5 Encryption Methods for Mobile

Last week, we attended a conference on General Data Protection Regulation and cryptographic solutions. Although this conference was not targeted at mobile apps specifically but at encryption of all devices, there were some interesting concepts applicable to the mobile world.

We have said before that Privacy cannot exist without Security. And encryption is one of the ways you can provide security to your mobile app. Different encryption types include:

  • Symmetric Key An encryption system in which the sender and receiver of a message share a single, common key that is used to encrypt and decrypt the message
  • Asymmetric Key A form of encryption where keys come in pairs. What one key encrypts, only the other can decrypt. This is also known as Public Key Cryptography, since users typically create a matching key pair, and make one public while keeping the other secret.
  • Cryptographic Hash Function A type of security mechanism that produces a hash value, message digest or checksum value for a specific data object. Cryptographic hash functions are implemented in information security to evaluate the integrity of data, authentication control and other security mechanisms. Cryptographic hash functions work by generating the checksum value of a data object. If the data is intentionally or unintentionally modified, the checksum value is changed. Thus, a data object’s integrity may be evaluated by comparing and verifying previous and current checksums.
  • Digital Signature Not to be confused with a digital certificate, this is a mathematical technique used to validate the authenticity and integrity of a message, software, or digital document.
  • File Encryption Software A program designed to guard the contents of computer files via the use of algorithms and adjoining keys.

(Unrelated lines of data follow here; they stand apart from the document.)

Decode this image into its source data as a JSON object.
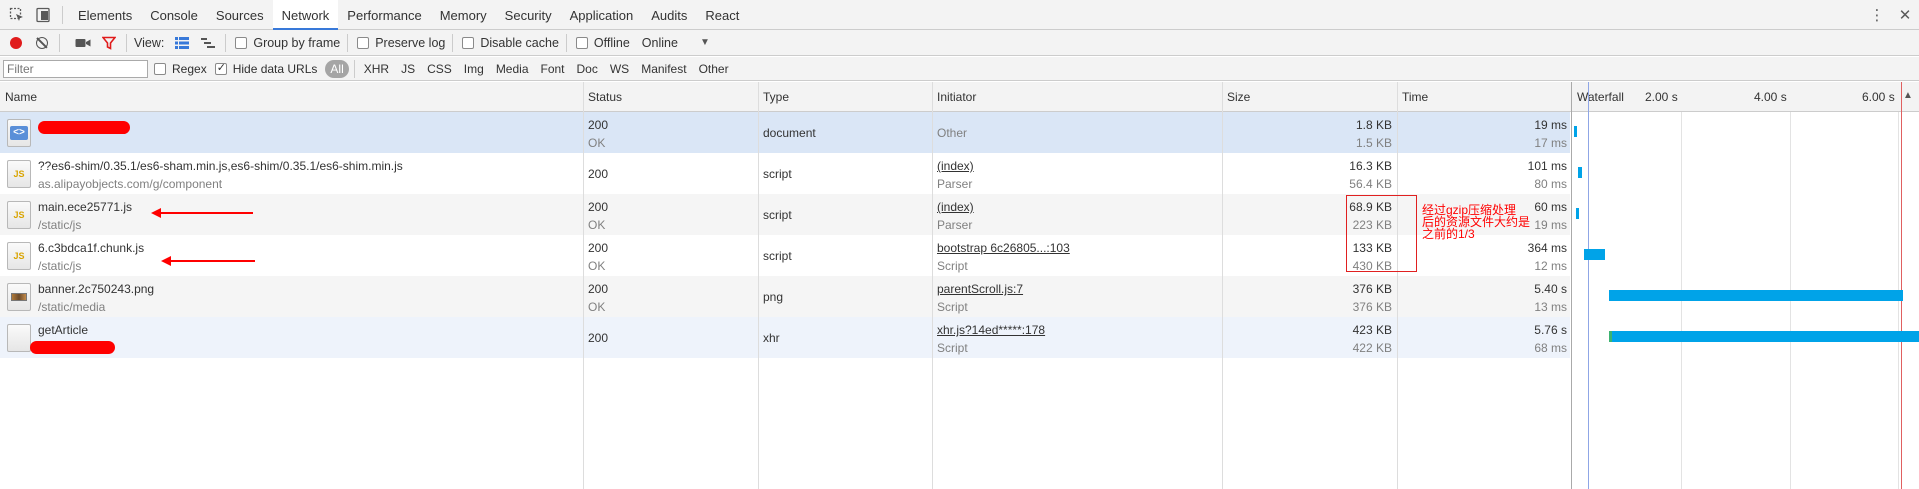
{
  "tabs": [
    "Elements",
    "Console",
    "Sources",
    "Network",
    "Performance",
    "Memory",
    "Security",
    "Application",
    "Audits",
    "React"
  ],
  "active_tab": "Network",
  "toolbar": {
    "view_label": "View:",
    "group_by_frame": "Group by frame",
    "preserve_log": "Preserve log",
    "disable_cache": "Disable cache",
    "offline": "Offline",
    "throttle": "Online"
  },
  "filterbar": {
    "placeholder": "Filter",
    "regex": "Regex",
    "hide_data_urls": "Hide data URLs",
    "types": [
      "All",
      "XHR",
      "JS",
      "CSS",
      "Img",
      "Media",
      "Font",
      "Doc",
      "WS",
      "Manifest",
      "Other"
    ]
  },
  "columns": {
    "name": "Name",
    "status": "Status",
    "type": "Type",
    "initiator": "Initiator",
    "size": "Size",
    "time": "Time",
    "waterfall": "Waterfall",
    "ticks": [
      "2.00 s",
      "4.00 s",
      "6.00 s"
    ]
  },
  "rows": [
    {
      "name": "",
      "path": "",
      "status": "200",
      "status_text": "OK",
      "type": "document",
      "initiator": "Other",
      "initiator_sub": "",
      "size": "1.8 KB",
      "size_sub": "1.5 KB",
      "time": "19 ms",
      "time_sub": "17 ms",
      "icon": "html-file-icon"
    },
    {
      "name": "??es6-shim/0.35.1/es6-sham.min.js,es6-shim/0.35.1/es6-shim.min.js",
      "path": "as.alipayobjects.com/g/component",
      "status": "200",
      "status_text": "",
      "type": "script",
      "initiator": "(index)",
      "initiator_sub": "Parser",
      "size": "16.3 KB",
      "size_sub": "56.4 KB",
      "time": "101 ms",
      "time_sub": "80 ms",
      "icon": "js-file-icon"
    },
    {
      "name": "main.ece25771.js",
      "path": "/static/js",
      "status": "200",
      "status_text": "OK",
      "type": "script",
      "initiator": "(index)",
      "initiator_sub": "Parser",
      "size": "68.9 KB",
      "size_sub": "223 KB",
      "time": "60 ms",
      "time_sub": "19 ms",
      "icon": "js-file-icon"
    },
    {
      "name": "6.c3bdca1f.chunk.js",
      "path": "/static/js",
      "status": "200",
      "status_text": "OK",
      "type": "script",
      "initiator": "bootstrap 6c26805...:103",
      "initiator_sub": "Script",
      "size": "133 KB",
      "size_sub": "430 KB",
      "time": "364 ms",
      "time_sub": "12 ms",
      "icon": "js-file-icon"
    },
    {
      "name": "banner.2c750243.png",
      "path": "/static/media",
      "status": "200",
      "status_text": "OK",
      "type": "png",
      "initiator": "parentScroll.js:7",
      "initiator_sub": "Script",
      "size": "376 KB",
      "size_sub": "376 KB",
      "time": "5.40 s",
      "time_sub": "13 ms",
      "icon": "png-file-icon"
    },
    {
      "name": "getArticle",
      "path": "",
      "status": "200",
      "status_text": "",
      "type": "xhr",
      "initiator": "xhr.js?14ed*****:178",
      "initiator_sub": "Script",
      "size": "423 KB",
      "size_sub": "422 KB",
      "time": "5.76 s",
      "time_sub": "68 ms",
      "icon": "blank-file-icon"
    }
  ],
  "annotation": {
    "line1": "经过gzip压缩处理",
    "line2": "后的资源文件大约是",
    "line3": "之前的1/3"
  },
  "colors": {
    "accent": "#3879d9",
    "waterfall_bar": "#00a3e8",
    "annotation": "#ff0000"
  }
}
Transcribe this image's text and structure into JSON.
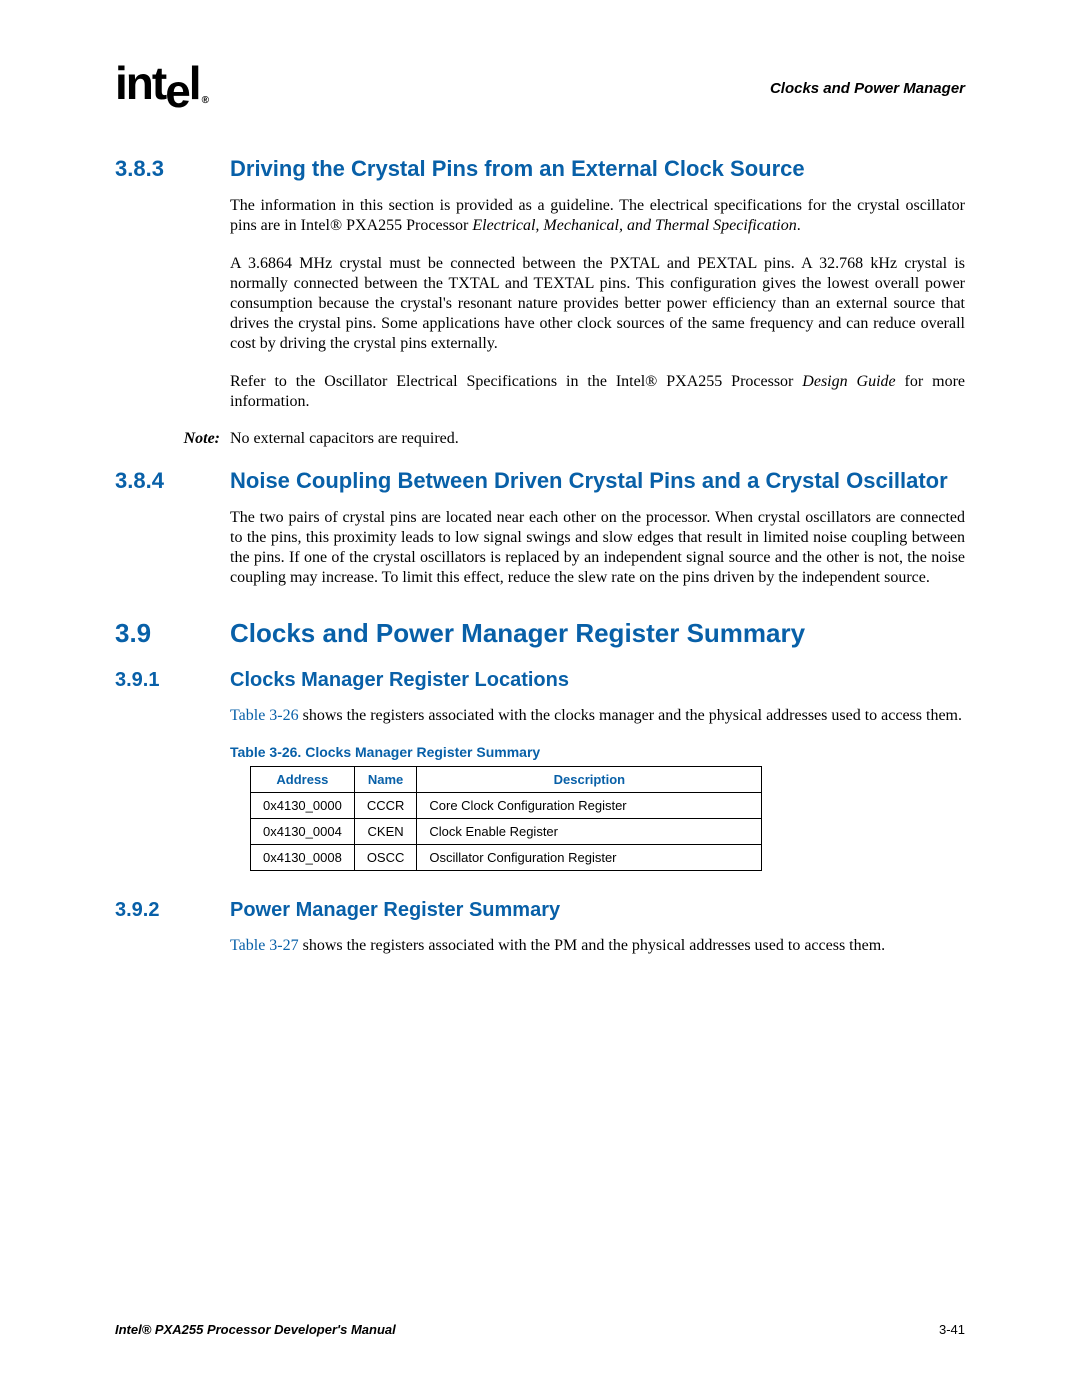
{
  "header": {
    "logo_text": "intel",
    "logo_mark": "®",
    "chapter": "Clocks and Power Manager"
  },
  "s383": {
    "num": "3.8.3",
    "title": "Driving the Crystal Pins from an External Clock Source",
    "p1_a": "The information in this section is provided as a guideline. The electrical specifications for the crystal oscillator pins are in Intel® PXA255 Processor ",
    "p1_i": "Electrical, Mechanical, and Thermal Specification",
    "p1_b": ".",
    "p2": "A 3.6864 MHz crystal must be connected between the PXTAL and PEXTAL pins. A 32.768 kHz crystal is normally connected between the TXTAL and TEXTAL pins. This configuration gives the lowest overall power consumption because the crystal's resonant nature provides better power efficiency than an external source that drives the crystal pins. Some applications have other clock sources of the same frequency and can reduce overall cost by driving the crystal pins externally.",
    "p3_a": "Refer to the Oscillator Electrical Specifications in the Intel® PXA255 Processor ",
    "p3_i": "Design Guide",
    "p3_b": " for more information.",
    "note_label": "Note:",
    "note_text": "No external capacitors are required."
  },
  "s384": {
    "num": "3.8.4",
    "title": "Noise Coupling Between Driven Crystal Pins and a Crystal Oscillator",
    "p1": "The two pairs of crystal pins are located near each other on the processor. When crystal oscillators are connected to the pins, this proximity leads to low signal swings and slow edges that result in limited noise coupling between the pins. If one of the crystal oscillators is replaced by an independent signal source and the other is not, the noise coupling may increase. To limit this effect, reduce the slew rate on the pins driven by the independent source."
  },
  "s39": {
    "num": "3.9",
    "title": "Clocks and Power Manager Register Summary"
  },
  "s391": {
    "num": "3.9.1",
    "title": "Clocks Manager Register Locations",
    "p1_link": "Table 3-26",
    "p1_rest": " shows the registers associated with the clocks manager and the physical addresses used to access them.",
    "table_caption": "Table 3-26. Clocks Manager Register Summary",
    "th": {
      "address": "Address",
      "name": "Name",
      "desc": "Description"
    },
    "rows": [
      {
        "address": "0x4130_0000",
        "name": "CCCR",
        "desc": "Core Clock Configuration Register"
      },
      {
        "address": "0x4130_0004",
        "name": "CKEN",
        "desc": "Clock Enable Register"
      },
      {
        "address": "0x4130_0008",
        "name": "OSCC",
        "desc": "Oscillator Configuration Register"
      }
    ]
  },
  "s392": {
    "num": "3.9.2",
    "title": "Power Manager Register Summary",
    "p1_link": "Table 3-27",
    "p1_rest": " shows the registers associated with the PM and the physical addresses used to access them."
  },
  "footer": {
    "title": "Intel® PXA255 Processor Developer's Manual",
    "page": "3-41"
  }
}
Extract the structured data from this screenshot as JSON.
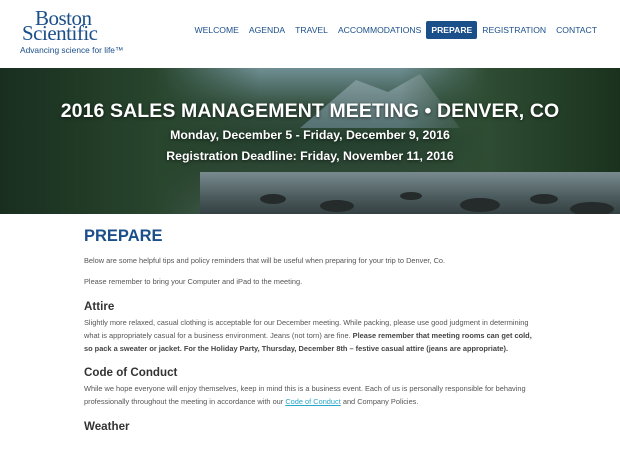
{
  "brand": {
    "name_line1": "Boston",
    "name_line2": "Scientific",
    "tagline": "Advancing science for life™"
  },
  "nav": {
    "items": [
      "WELCOME",
      "AGENDA",
      "TRAVEL",
      "ACCOMMODATIONS",
      "PREPARE",
      "REGISTRATION",
      "CONTACT"
    ],
    "active": "PREPARE"
  },
  "hero": {
    "title": "2016 SALES MANAGEMENT MEETING • DENVER, CO",
    "dates": "Monday, December 5 - Friday, December 9, 2016",
    "deadline": "Registration Deadline: Friday, November 11, 2016"
  },
  "main": {
    "title": "PREPARE",
    "intro": "Below are some helpful tips and policy reminders that will be useful when preparing for your trip to Denver, Co.",
    "intro2": "Please remember to bring your Computer and iPad to the meeting.",
    "attire": {
      "heading": "Attire",
      "text_plain": "Slightly more relaxed, casual clothing is acceptable for our December meeting. While packing, please use good judgment in determining what is appropriately casual for a business environment. Jeans (not torn) are fine. ",
      "text_bold": "Please remember that meeting rooms can get cold, so pack a sweater or jacket. For the Holiday Party, Thursday, December 8th – festive casual attire (jeans are appropriate)."
    },
    "conduct": {
      "heading": "Code of Conduct",
      "text_before": "While we hope everyone will enjoy themselves, keep in mind this is a business event. Each of us is personally responsible for behaving professionally throughout the meeting in accordance with our ",
      "link": "Code of Conduct",
      "text_after": " and Company Policies."
    },
    "weather": {
      "heading": "Weather"
    }
  },
  "colors": {
    "brand_blue": "#1b4f8a",
    "link": "#2aa6c7"
  }
}
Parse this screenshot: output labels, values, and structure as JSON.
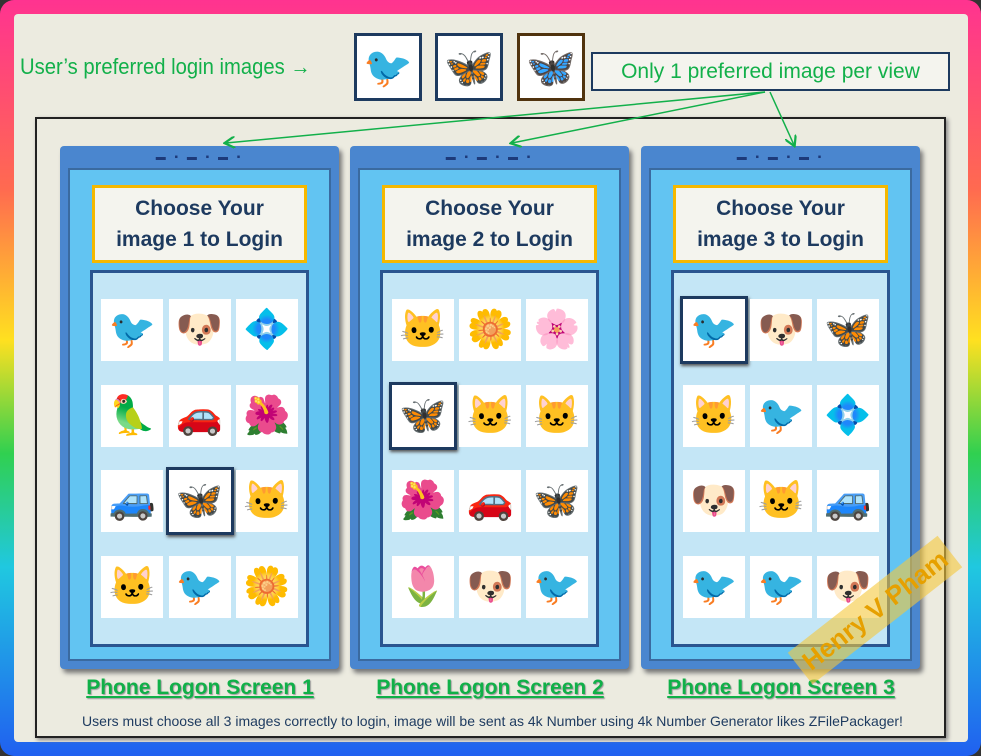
{
  "header": {
    "preferred_label": "User’s preferred login images →",
    "note": "Only 1 preferred image per view",
    "preferred_images": [
      {
        "icon": "lovebird-icon",
        "glyph": "🐦"
      },
      {
        "icon": "blue-butterfly-icon",
        "glyph": "🦋"
      },
      {
        "icon": "yellow-butterfly-icon",
        "glyph": "🦋"
      }
    ]
  },
  "phones": [
    {
      "title1": "Choose Your",
      "title2": "image 1 to Login",
      "caption": "Phone Logon Screen 1",
      "selected": 7,
      "images": [
        [
          "bird-icon",
          "🐦"
        ],
        [
          "dog-icon",
          "🐶"
        ],
        [
          "flower-icon",
          "💠"
        ],
        [
          "parrots-icon",
          "🦜"
        ],
        [
          "car-icon",
          "🚗"
        ],
        [
          "flower-icon",
          "🌺"
        ],
        [
          "car-icon",
          "🚙"
        ],
        [
          "yellow-butterfly-icon",
          "🦋"
        ],
        [
          "cat-icon",
          "🐱"
        ],
        [
          "kitten-icon",
          "🐱"
        ],
        [
          "cockatiel-icon",
          "🐦"
        ],
        [
          "flower-icon",
          "🌼"
        ]
      ]
    },
    {
      "title1": "Choose Your",
      "title2": "image 2 to Login",
      "caption": "Phone Logon Screen 2",
      "selected": 3,
      "images": [
        [
          "kitten-icon",
          "🐱"
        ],
        [
          "flower-icon",
          "🌼"
        ],
        [
          "flower-icon",
          "🌸"
        ],
        [
          "blue-butterfly-icon",
          "🦋"
        ],
        [
          "kitten-icon",
          "🐱"
        ],
        [
          "cat-icon",
          "🐱"
        ],
        [
          "flower-icon",
          "🌺"
        ],
        [
          "car-icon",
          "🚗"
        ],
        [
          "butterfly-icon",
          "🦋"
        ],
        [
          "flower-icon",
          "🌷"
        ],
        [
          "dog-icon",
          "🐶"
        ],
        [
          "cockatiel-icon",
          "🐦"
        ]
      ]
    },
    {
      "title1": "Choose Your",
      "title2": "image 3 to Login",
      "caption": "Phone Logon Screen 3",
      "selected": 0,
      "images": [
        [
          "lovebird-icon",
          "🐦"
        ],
        [
          "dog-icon",
          "🐶"
        ],
        [
          "yellow-butterfly-icon",
          "🦋"
        ],
        [
          "cat-icon",
          "🐱"
        ],
        [
          "bird-icon",
          "🐦"
        ],
        [
          "flower-icon",
          "💠"
        ],
        [
          "puppy-icon",
          "🐶"
        ],
        [
          "kitten-icon",
          "🐱"
        ],
        [
          "car-icon",
          "🚙"
        ],
        [
          "bluebird-icon",
          "🐦"
        ],
        [
          "bird-icon",
          "🐦"
        ],
        [
          "dog-icon",
          "🐶"
        ]
      ]
    }
  ],
  "footer": "Users must choose all 3 images correctly to login, image will be sent as 4k Number using 4k  Number Generator likes ZFilePackager!",
  "watermark": "Henry V Pham",
  "colors": {
    "accent_green": "#12b04a",
    "navy": "#1d3a5f",
    "phone_blue": "#4a86cf",
    "title_border": "#f5b800"
  }
}
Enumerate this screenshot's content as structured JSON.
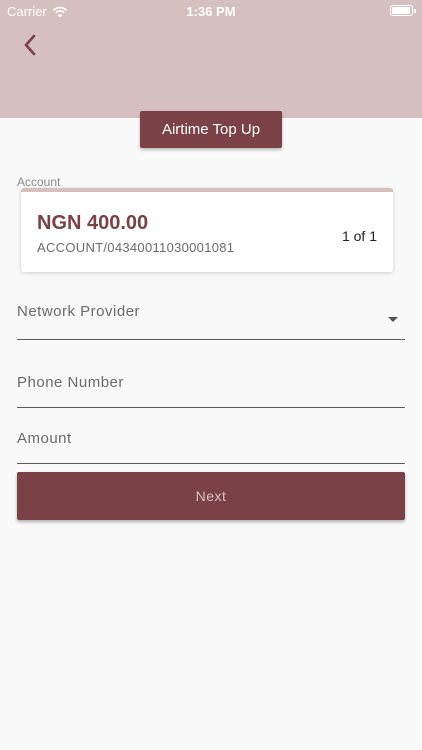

The issues with encryption lie in knowing if the information within the files can be re-identified meaning that information that was guaranteed as confidential within a file protected by access keys, i.e. encryption, may be matched with associated keys and therefore accessed. See this example.

The good news is that security experts are finding workarounds to guarantee that this does not occur. One example that was given at the conference was the addition of Hash at the end of key numbers as a tool to prevent re-association. See more here.

The key advice we bring with us from the conference? In order to guarantee security of a device, provide a two-way identification for a password and a fingerprint.